According to the United States Census Bureau, the town has a total area of 12.4 sqkm, all land.

==Demographics==

Historical population
| Census | Pop. | Note | %± |
| 1960 | 2,309 |  | — |
| 1970 | 2,546 |  | 10.3% |
| 1980 | 2,628 |  | 3.2% |
| 1990 | 2,515 |  | −4.3% |
| 2000 | 2,250 |  | −10.5% |
| 2010 | 2,052 |  | −8.8% |
| 2020 | 2,210 |  | 7.7% |
U.S. Decennial Census

===2020 census===

New Ellenton racial composition
| Race | Num. | Perc. |
|---|---|---|
| White (non-Hispanic) | 1,192 | 53.94% |
| Black or African American (non-Hispanic) | 788 | 35.66% |
| Native American | 2 | 0.09% |
| Asian | 12 | 0.54% |
| Other/Mixed | 116 | 5.25% |
| Hispanic or Latino | 100 | 4.52% |

As of the 2020 United States census, there were 2,210 people, 937 households, and 576 families residing in the town.

===2000 census===
As of the census of 2000, there were 2,250 people, 876 households, and 616 families residing in the town. The population density was 449.4 PD/sqmi. There were 1,079 housing units at an average density of 215.5 /sqmi. The racial makeup of the town was 60.62% White, 35.82% African American, 0.58% Native American, 0.36% Asian, 0.89% from other races, and 1.73% from two or more races. Hispanic or Latino of any race were 2.18% of the population.

There were 876 households, out of which 28.7% had children under the age of 18 living with them, 50.3% were married couples living together, 15.3% had a female householder with no husband present, and 29.6% were non-families. 26.4% of all households were made up of individuals, and 9.8% had someone living alone who was 65 years of age or older. The average household size was 2.54 and the average family size was 3.06.

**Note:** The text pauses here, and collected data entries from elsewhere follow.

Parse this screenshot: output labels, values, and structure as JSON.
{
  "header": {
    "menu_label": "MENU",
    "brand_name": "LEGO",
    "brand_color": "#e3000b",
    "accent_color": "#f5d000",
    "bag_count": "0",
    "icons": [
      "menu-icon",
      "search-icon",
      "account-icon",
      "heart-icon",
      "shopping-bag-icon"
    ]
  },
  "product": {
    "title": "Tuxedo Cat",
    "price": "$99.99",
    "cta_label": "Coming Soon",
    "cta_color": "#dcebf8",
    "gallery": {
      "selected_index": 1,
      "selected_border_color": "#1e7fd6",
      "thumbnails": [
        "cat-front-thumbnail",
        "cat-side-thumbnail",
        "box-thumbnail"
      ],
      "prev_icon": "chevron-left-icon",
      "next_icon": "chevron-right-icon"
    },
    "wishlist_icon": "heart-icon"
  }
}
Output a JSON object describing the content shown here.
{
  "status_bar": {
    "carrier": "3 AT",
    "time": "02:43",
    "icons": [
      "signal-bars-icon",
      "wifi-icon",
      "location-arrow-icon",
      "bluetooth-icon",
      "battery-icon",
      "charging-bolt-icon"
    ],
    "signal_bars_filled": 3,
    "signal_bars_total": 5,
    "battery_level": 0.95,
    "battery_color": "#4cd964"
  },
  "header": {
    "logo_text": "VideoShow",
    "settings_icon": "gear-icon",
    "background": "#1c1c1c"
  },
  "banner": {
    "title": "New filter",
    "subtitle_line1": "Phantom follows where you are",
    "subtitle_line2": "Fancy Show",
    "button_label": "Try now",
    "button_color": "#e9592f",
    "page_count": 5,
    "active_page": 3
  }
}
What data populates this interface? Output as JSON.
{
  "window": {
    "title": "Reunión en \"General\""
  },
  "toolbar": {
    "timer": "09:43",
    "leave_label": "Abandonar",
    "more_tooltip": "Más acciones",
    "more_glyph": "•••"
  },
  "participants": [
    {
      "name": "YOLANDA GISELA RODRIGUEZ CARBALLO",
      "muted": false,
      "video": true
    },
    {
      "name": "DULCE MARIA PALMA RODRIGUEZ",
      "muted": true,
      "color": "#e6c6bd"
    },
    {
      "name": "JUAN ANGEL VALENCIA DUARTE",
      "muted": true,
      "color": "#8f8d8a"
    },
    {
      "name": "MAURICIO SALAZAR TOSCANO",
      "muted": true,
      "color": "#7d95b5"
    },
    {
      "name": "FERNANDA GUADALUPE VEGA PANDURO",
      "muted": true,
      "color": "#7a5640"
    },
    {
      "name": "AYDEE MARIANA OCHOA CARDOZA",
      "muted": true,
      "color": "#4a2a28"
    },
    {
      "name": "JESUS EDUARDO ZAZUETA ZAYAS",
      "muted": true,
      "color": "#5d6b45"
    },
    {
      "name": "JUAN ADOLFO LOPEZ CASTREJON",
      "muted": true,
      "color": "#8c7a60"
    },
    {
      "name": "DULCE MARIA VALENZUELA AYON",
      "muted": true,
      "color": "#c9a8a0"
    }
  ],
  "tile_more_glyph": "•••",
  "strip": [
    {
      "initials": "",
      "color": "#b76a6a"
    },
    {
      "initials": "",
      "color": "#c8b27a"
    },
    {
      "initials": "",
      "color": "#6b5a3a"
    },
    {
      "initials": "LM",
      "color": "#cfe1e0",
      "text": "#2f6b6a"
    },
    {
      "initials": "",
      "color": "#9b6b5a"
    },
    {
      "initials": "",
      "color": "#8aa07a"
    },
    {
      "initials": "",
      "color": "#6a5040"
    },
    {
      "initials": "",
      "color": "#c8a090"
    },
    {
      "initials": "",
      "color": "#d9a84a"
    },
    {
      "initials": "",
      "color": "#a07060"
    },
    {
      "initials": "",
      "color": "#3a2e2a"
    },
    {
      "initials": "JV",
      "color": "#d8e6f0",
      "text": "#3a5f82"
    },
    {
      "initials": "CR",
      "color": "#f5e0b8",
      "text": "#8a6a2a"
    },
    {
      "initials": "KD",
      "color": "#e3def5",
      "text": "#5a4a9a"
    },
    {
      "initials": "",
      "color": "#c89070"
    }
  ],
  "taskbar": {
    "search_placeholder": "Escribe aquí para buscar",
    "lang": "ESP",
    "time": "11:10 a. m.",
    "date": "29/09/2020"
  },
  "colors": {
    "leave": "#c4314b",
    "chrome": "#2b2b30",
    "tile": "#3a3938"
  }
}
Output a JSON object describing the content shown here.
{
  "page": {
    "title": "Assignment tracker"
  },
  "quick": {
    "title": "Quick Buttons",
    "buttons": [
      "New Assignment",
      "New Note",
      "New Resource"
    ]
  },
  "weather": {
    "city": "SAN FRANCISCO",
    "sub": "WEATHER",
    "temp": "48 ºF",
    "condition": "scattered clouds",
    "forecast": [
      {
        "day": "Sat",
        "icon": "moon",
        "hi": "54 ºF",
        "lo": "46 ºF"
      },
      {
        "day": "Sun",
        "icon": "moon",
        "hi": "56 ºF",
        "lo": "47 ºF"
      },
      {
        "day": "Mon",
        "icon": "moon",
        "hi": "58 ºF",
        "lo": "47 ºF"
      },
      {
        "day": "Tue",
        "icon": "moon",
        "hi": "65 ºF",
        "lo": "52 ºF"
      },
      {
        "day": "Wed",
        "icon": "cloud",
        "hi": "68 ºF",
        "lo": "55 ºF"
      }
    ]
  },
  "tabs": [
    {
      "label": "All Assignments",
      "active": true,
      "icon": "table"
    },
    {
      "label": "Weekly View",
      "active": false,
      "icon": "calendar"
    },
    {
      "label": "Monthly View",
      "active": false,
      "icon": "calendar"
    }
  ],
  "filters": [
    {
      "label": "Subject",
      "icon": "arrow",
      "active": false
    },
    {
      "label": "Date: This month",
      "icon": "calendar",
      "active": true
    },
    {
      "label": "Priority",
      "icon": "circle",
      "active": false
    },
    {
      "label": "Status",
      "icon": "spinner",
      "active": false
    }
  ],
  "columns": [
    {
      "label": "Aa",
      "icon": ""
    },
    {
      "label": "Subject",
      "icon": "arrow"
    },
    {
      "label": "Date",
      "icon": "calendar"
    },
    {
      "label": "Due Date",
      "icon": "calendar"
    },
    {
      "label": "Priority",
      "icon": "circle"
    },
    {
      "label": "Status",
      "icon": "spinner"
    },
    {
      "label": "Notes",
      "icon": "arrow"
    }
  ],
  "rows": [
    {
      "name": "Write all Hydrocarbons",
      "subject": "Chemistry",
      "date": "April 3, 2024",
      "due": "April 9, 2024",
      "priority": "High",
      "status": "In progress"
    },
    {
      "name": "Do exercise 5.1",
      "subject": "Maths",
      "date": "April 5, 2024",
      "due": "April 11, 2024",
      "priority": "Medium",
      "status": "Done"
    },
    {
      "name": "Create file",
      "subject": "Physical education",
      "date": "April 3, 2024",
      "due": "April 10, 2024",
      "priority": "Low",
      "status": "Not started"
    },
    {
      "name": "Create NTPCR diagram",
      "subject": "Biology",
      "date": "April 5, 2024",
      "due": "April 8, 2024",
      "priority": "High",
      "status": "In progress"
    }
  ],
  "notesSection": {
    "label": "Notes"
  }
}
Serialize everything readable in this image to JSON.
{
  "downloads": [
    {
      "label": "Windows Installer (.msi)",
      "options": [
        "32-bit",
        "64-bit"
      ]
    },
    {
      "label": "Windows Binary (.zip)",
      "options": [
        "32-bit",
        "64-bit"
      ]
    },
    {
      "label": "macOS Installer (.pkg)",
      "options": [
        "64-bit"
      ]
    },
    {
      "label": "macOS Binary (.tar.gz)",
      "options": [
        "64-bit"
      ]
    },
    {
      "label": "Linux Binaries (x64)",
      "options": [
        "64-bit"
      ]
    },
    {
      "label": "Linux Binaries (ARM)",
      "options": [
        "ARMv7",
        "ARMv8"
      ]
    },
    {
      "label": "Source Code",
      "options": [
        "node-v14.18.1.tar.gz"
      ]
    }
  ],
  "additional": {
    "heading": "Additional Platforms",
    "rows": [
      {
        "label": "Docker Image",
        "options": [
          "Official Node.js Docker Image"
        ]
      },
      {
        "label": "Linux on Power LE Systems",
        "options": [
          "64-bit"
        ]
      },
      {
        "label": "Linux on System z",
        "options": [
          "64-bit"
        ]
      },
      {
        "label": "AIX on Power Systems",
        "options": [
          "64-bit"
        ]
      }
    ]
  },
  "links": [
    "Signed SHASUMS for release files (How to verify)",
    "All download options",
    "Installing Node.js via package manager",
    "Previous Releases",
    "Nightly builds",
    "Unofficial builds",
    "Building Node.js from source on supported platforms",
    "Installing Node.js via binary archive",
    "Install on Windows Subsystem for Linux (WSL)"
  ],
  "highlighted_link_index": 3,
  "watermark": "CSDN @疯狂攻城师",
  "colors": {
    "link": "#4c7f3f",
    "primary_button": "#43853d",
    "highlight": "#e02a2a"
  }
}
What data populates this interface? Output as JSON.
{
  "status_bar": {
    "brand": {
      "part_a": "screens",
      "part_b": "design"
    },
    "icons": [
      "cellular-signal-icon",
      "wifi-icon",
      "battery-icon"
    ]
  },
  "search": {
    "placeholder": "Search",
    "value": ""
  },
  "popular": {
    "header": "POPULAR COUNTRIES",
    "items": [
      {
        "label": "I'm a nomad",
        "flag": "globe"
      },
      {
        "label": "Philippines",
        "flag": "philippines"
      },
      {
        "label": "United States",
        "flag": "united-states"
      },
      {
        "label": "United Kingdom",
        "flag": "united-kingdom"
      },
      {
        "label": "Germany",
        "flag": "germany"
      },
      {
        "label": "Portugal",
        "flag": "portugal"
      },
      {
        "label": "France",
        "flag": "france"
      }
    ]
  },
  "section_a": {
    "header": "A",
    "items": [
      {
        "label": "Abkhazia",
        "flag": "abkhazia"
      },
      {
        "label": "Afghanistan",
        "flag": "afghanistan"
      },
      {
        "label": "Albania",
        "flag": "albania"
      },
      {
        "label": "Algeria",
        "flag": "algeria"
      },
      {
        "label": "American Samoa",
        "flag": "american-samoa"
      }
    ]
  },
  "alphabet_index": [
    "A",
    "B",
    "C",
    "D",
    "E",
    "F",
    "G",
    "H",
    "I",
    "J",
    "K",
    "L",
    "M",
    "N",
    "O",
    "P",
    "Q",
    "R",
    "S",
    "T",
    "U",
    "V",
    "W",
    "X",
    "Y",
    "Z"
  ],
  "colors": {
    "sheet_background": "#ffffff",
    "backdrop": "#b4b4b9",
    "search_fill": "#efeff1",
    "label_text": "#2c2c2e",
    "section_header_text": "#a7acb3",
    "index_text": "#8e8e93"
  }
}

In the town the population was spread out, with 24.8% under the age of 18, 8.1% from 18 to 24, 26.8% from 25 to 44, 23.8% from 45 to 64, and 16.4% who were 65 years of age or older. The median age was 39 years. For every 100 females, there were 91.8 males. For every 100 females age 18 and over, there were 87.3 males.

The median income for a household in the town was $38,125, and the median income for a family was $45,521. Males had a median income of $41,250 versus $21,810 for females. The per capita income for the town was $17,915. About 6.9% of families and 11.8% of the population were below the poverty line, including 16.3% of those under age 18 and 11.0% of those age 65 or over.

==Education==
It is in the Aiken County Public School District. Greendale Elementary School is in the town limits, and New Ellenton Middle STEAM Magnet School is adjacent to the town limits.

Zoned schools are Greendale Elementary School, New Ellenton Middle School, and Silver Bluff High School. Silver Bluff High opened in 1981 as a consolidated high school for New Ellenton, Beech Island, and Jackson.

New Ellenton has a public library, a branch of the ABBE Regional Library System.